The program, Secure Communities, is touted as a key component of the Department of Homeland Security’s immigration enforcement strategy and has helped DHS set records for deportations and removals. The Obama administration plans to expand the program nationwide by 2013.

But the program’s success is tainted by criticisms at the local level, where law enforcement officials and immigrant rights advocates say it is expensive, distracts police from other duties, and unfairly nets undocumented people who did not commit crimes.

Worst of all, according to critics, local jurisdictions that do not want to participate in the program are unable to withdraw from it, even though the federal government originally said the program was voluntary.

A bill in Illinois, called The Smart Enforcement Act, would correct this problem, said sponsor Rep.

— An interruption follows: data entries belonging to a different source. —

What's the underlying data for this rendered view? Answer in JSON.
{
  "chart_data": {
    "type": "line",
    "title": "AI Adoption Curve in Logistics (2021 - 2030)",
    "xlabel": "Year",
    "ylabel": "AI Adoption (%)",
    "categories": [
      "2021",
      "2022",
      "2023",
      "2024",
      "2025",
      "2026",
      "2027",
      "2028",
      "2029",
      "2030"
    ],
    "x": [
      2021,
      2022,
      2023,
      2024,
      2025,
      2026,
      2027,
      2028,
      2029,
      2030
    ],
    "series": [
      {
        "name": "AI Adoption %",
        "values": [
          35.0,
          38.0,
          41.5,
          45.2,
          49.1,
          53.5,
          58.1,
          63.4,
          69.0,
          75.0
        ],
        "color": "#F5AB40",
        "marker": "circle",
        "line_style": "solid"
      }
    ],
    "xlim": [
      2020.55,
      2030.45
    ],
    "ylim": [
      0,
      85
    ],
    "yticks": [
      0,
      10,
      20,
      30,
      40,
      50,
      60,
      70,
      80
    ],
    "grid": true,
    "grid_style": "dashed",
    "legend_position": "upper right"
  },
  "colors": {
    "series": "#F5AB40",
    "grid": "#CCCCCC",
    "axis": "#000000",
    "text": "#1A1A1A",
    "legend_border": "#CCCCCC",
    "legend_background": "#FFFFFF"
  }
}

Dan Burke.

“There should be a provision in these programs that local communities can opt out if they decide it’s not working in their best interest or it’s adding costs or there are unintended consequences,” said Burke, who represents a majority-Latino district in Southwest Chicago. “It seems like a very fair and reasonable solution to a problem that was brought up by our local sheriffs and communities.”

Secure Communities is a finger-print sharing system, which allows the Department of Homeland Security to run prints taken from local police through databases to check for immigration status. Police routinely take fingerprints after arrests, then submit them to the Federal Bureau of Investigation for background checks.

The Smart Enforcement Act, like a similar bill in California, would allow counties to opt-out of the program, or block fingerprint-sharing with immigration enforcement agencies.